From the September 1940 issue of The Christian Science Journal


WHILE stress is rightly laid upon the foundation which the Old Testament and its writers provided for the New Testament, all too little attention has been paid to the preparation which can be traced in Jewish religious books which do not form part of our Old Testament, but which nevertheless helped to make ready the thoughts of the people for the teachings of Christ Jesus. Especially is this true of the Judaic literature which appeared just prior to the New Testament period.

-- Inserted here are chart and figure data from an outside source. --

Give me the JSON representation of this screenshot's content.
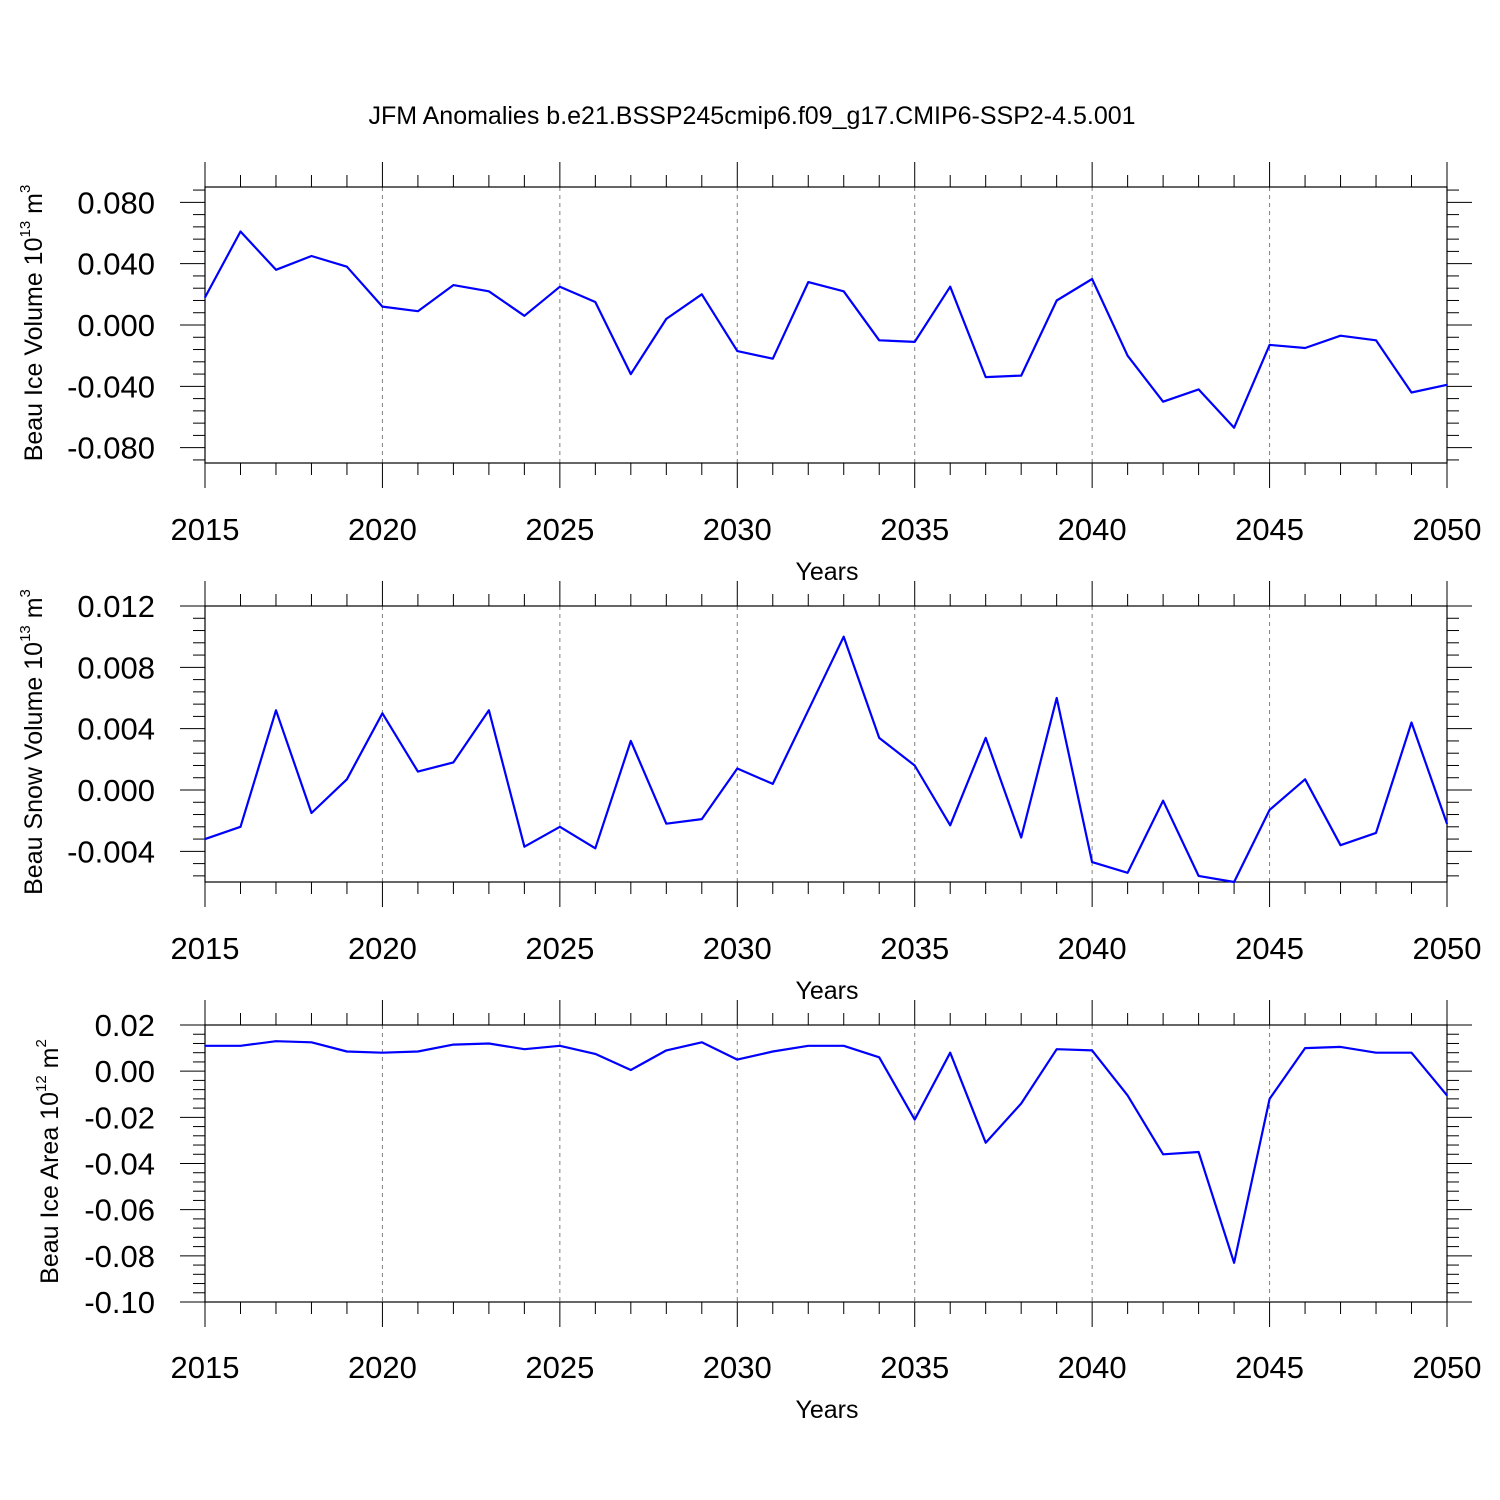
{
  "chart_data": [
    {
      "type": "line",
      "title": "JFM Anomalies b.e21.BSSP245cmip6.f09_g17.CMIP6-SSP2-4.5.001",
      "ylabel": "Beau Ice Volume 10",
      "ylabel_exponent": "13",
      "ylabel_unit": " m",
      "ylabel_unit_exponent": "3",
      "xlabel": "Years",
      "xlim": [
        2015,
        2050
      ],
      "ylim": [
        -0.09,
        0.09
      ],
      "yticks": [
        -0.08,
        -0.04,
        0.0,
        0.04,
        0.08
      ],
      "ytick_labels": [
        "-0.080",
        "-0.040",
        "0.000",
        "0.040",
        "0.080"
      ],
      "xticks": [
        2015,
        2020,
        2025,
        2030,
        2035,
        2040,
        2045,
        2050
      ],
      "xtick_labels": [
        "2015",
        "2020",
        "2025",
        "2030",
        "2035",
        "2040",
        "2045",
        "2050"
      ],
      "grid": "vertical dashed at major x ticks",
      "series": [
        {
          "name": "Beau Ice Volume",
          "color": "#0000ff",
          "x": [
            2015,
            2016,
            2017,
            2018,
            2019,
            2020,
            2021,
            2022,
            2023,
            2024,
            2025,
            2026,
            2027,
            2028,
            2029,
            2030,
            2031,
            2032,
            2033,
            2034,
            2035,
            2036,
            2037,
            2038,
            2039,
            2040,
            2041,
            2042,
            2043,
            2044,
            2045,
            2046,
            2047,
            2048,
            2049,
            2050
          ],
          "values": [
            0.018,
            0.061,
            0.036,
            0.045,
            0.038,
            0.012,
            0.009,
            0.026,
            0.022,
            0.006,
            0.025,
            0.015,
            -0.032,
            0.004,
            0.02,
            -0.017,
            -0.022,
            0.028,
            0.022,
            -0.01,
            -0.011,
            0.025,
            -0.034,
            -0.033,
            0.016,
            0.03,
            -0.02,
            -0.05,
            -0.042,
            -0.067,
            -0.013,
            -0.015,
            -0.007,
            -0.01,
            -0.044,
            -0.039
          ]
        }
      ]
    },
    {
      "type": "line",
      "ylabel": "Beau Snow Volume 10",
      "ylabel_exponent": "13",
      "ylabel_unit": " m",
      "ylabel_unit_exponent": "3",
      "xlabel": "Years",
      "xlim": [
        2015,
        2050
      ],
      "ylim": [
        -0.006,
        0.012
      ],
      "yticks": [
        -0.004,
        0.0,
        0.004,
        0.008,
        0.012
      ],
      "ytick_labels": [
        "-0.004",
        "0.000",
        "0.004",
        "0.008",
        "0.012"
      ],
      "xticks": [
        2015,
        2020,
        2025,
        2030,
        2035,
        2040,
        2045,
        2050
      ],
      "xtick_labels": [
        "2015",
        "2020",
        "2025",
        "2030",
        "2035",
        "2040",
        "2045",
        "2050"
      ],
      "grid": "vertical dashed at major x ticks",
      "series": [
        {
          "name": "Beau Snow Volume",
          "color": "#0000ff",
          "x": [
            2015,
            2016,
            2017,
            2018,
            2019,
            2020,
            2021,
            2022,
            2023,
            2024,
            2025,
            2026,
            2027,
            2028,
            2029,
            2030,
            2031,
            2032,
            2033,
            2034,
            2035,
            2036,
            2037,
            2038,
            2039,
            2040,
            2041,
            2042,
            2043,
            2044,
            2045,
            2046,
            2047,
            2048,
            2049,
            2050
          ],
          "values": [
            -0.0032,
            -0.0024,
            0.0052,
            -0.0015,
            0.0007,
            0.005,
            0.0012,
            0.0018,
            0.0052,
            -0.0037,
            -0.0024,
            -0.0038,
            0.0032,
            -0.0022,
            -0.0019,
            0.0014,
            0.0004,
            0.0052,
            0.01,
            0.0034,
            0.0016,
            -0.0023,
            0.0034,
            -0.0031,
            0.006,
            -0.0047,
            -0.0054,
            -0.0007,
            -0.0056,
            -0.006,
            -0.0013,
            0.0007,
            -0.0036,
            -0.0028,
            0.0044,
            -0.0022
          ]
        }
      ]
    },
    {
      "type": "line",
      "ylabel": "Beau Ice Area 10",
      "ylabel_exponent": "12",
      "ylabel_unit": " m",
      "ylabel_unit_exponent": "2",
      "xlabel": "Years",
      "xlim": [
        2015,
        2050
      ],
      "ylim": [
        -0.1,
        0.02
      ],
      "yticks": [
        -0.1,
        -0.08,
        -0.06,
        -0.04,
        -0.02,
        0.0,
        0.02
      ],
      "ytick_labels": [
        "-0.10",
        "-0.08",
        "-0.06",
        "-0.04",
        "-0.02",
        "0.00",
        "0.02"
      ],
      "xticks": [
        2015,
        2020,
        2025,
        2030,
        2035,
        2040,
        2045,
        2050
      ],
      "xtick_labels": [
        "2015",
        "2020",
        "2025",
        "2030",
        "2035",
        "2040",
        "2045",
        "2050"
      ],
      "grid": "vertical dashed at major x ticks",
      "series": [
        {
          "name": "Beau Ice Area",
          "color": "#0000ff",
          "x": [
            2015,
            2016,
            2017,
            2018,
            2019,
            2020,
            2021,
            2022,
            2023,
            2024,
            2025,
            2026,
            2027,
            2028,
            2029,
            2030,
            2031,
            2032,
            2033,
            2034,
            2035,
            2036,
            2037,
            2038,
            2039,
            2040,
            2041,
            2042,
            2043,
            2044,
            2045,
            2046,
            2047,
            2048,
            2049,
            2050
          ],
          "values": [
            0.011,
            0.011,
            0.013,
            0.0125,
            0.0085,
            0.008,
            0.0085,
            0.0115,
            0.012,
            0.0095,
            0.011,
            0.0075,
            0.0005,
            0.009,
            0.0125,
            0.005,
            0.0085,
            0.011,
            0.011,
            0.006,
            -0.021,
            0.008,
            -0.031,
            -0.014,
            0.0095,
            0.009,
            -0.0105,
            -0.036,
            -0.035,
            -0.083,
            -0.012,
            0.01,
            0.0105,
            0.008,
            0.008,
            -0.0105
          ]
        }
      ]
    }
  ]
}
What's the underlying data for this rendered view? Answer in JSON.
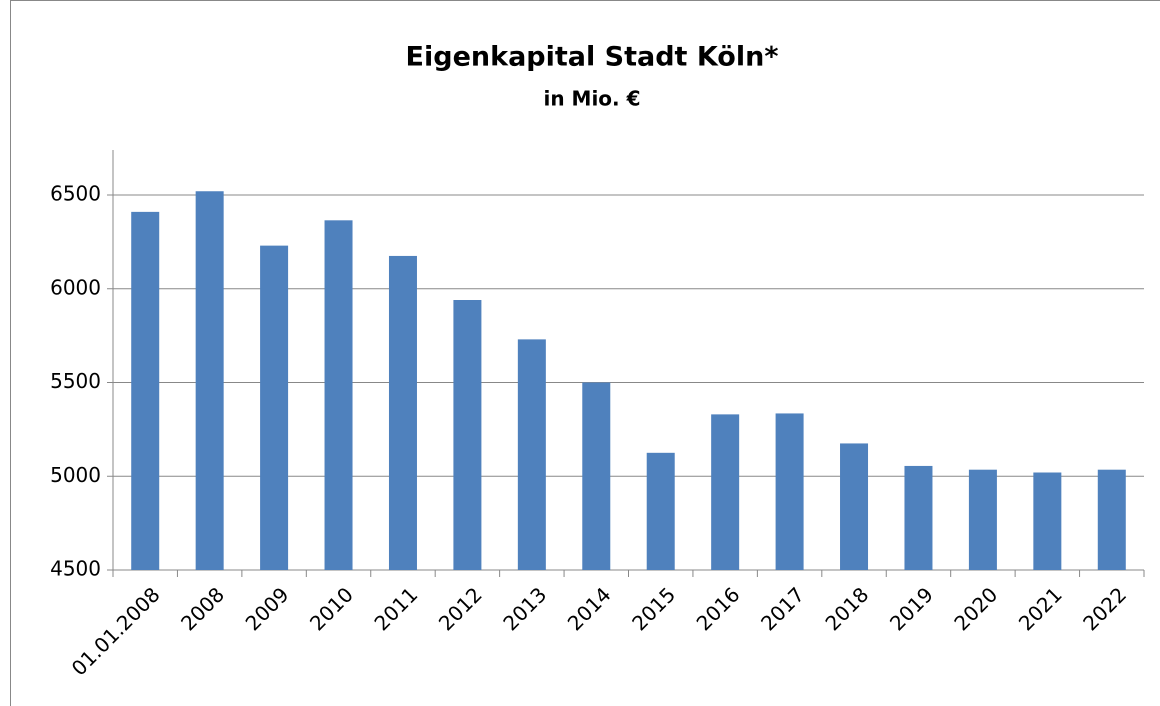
{
  "chart_data": {
    "type": "bar",
    "title": "Eigenkapital Stadt Köln*",
    "subtitle": "in Mio. €",
    "categories": [
      "01.01.2008",
      "2008",
      "2009",
      "2010",
      "2011",
      "2012",
      "2013",
      "2014",
      "2015",
      "2016",
      "2017",
      "2018",
      "2019",
      "2020",
      "2021",
      "2022"
    ],
    "values": [
      6410,
      6520,
      6230,
      6365,
      6175,
      5940,
      5730,
      5500,
      5125,
      5330,
      5335,
      5175,
      5055,
      5035,
      5020,
      5035
    ],
    "color": "#4f81bd",
    "ylim": [
      4500,
      6740
    ],
    "yticks": [
      4500,
      5000,
      5500,
      6000,
      6500
    ],
    "grid": true
  }
}
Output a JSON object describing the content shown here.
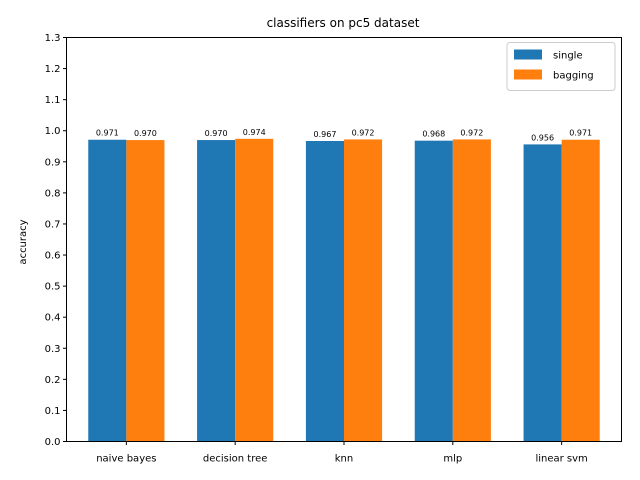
{
  "chart_data": {
    "type": "bar",
    "title": "classifiers on pc5 dataset",
    "xlabel": "",
    "ylabel": "accuracy",
    "categories": [
      "naive bayes",
      "decision tree",
      "knn",
      "mlp",
      "linear svm"
    ],
    "series": [
      {
        "name": "single",
        "color": "#1f77b4",
        "values": [
          0.971,
          0.97,
          0.967,
          0.968,
          0.956
        ],
        "labels": [
          "0.971",
          "0.970",
          "0.967",
          "0.968",
          "0.956"
        ]
      },
      {
        "name": "bagging",
        "color": "#ff7f0e",
        "values": [
          0.97,
          0.974,
          0.972,
          0.972,
          0.971
        ],
        "labels": [
          "0.970",
          "0.974",
          "0.972",
          "0.972",
          "0.971"
        ]
      }
    ],
    "ylim": [
      0,
      1.3
    ],
    "yticks": [
      "0.0",
      "0.1",
      "0.2",
      "0.3",
      "0.4",
      "0.5",
      "0.6",
      "0.7",
      "0.8",
      "0.9",
      "1.0",
      "1.1",
      "1.2",
      "1.3"
    ],
    "grid": false,
    "legend_position": "top-right"
  }
}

The relentless domination of the Greeks in Palestine under Alexander the Great and his successors, fostered in the hearts of the Jews a passionate desire to preserve their religious freedom at all costs — a desire which found practical expression in the revolt of the Maccabees, as recorded in the Apocrypha. The more foreign influences sought to destroy Judaism, the more the people resisted such influences, and centered their hopes with growing eagerness upon the advent of the great leader whom the prophets had long foretold, namely, the Messiah. This tense feeling of Messianic expectation helps to explain the reception accorded to the Master by so many of his countrymen. Thus, in a book known as "The Similitudes of Enoch," which dates from the first century B. C., there are passages foreshadowing the coming of the Messiah, who is described as "the Righteous One," "the Elect One," "the Son of Man." "the Anointed One," titles which were later borrowed by the New Testament writers and applied to Christ Jesus.

Written in the later years of the second century B. C., the book known as "The Testaments of the Twelve Patriarchs" also played its part in preparing for the teaching of the Master. Deuteronomy (6:5) had affirmed that men should love God, and Leviticus (19:18) that they should love their neighbors, but this book of "Testaments" is said to be "the first written Jewish authority" to combine both ideas in a single sentence, as did Christ Jesus in the Gospels. Thus, in the "Testament of Issachar" (v. 2) we read, "Love the Lord and your neighbour." In the "Testament of Gad" (vi. 3-7) we find a statement which approximates to the Christian ideal of forgiveness. It reads, in part, as follows: "If a man sin against thee, speak peaceably to him and in thy soul hold not guile; and if he repent and confess forgive him . . . but if he be shameless and persisteth in his wrongdoing, even so forgive him from the heart, and leave to God the avenging." Compare (Luke 17:3; Matthew 18:15, 35.) In the Apocrypha, the so-called "Wisdom of Solomon" not only denies the reality of death (chapters 1:13-15 and 3:1, 2), but contains still other statements which aided in preparing the people of Palestine for the reception of the gospel.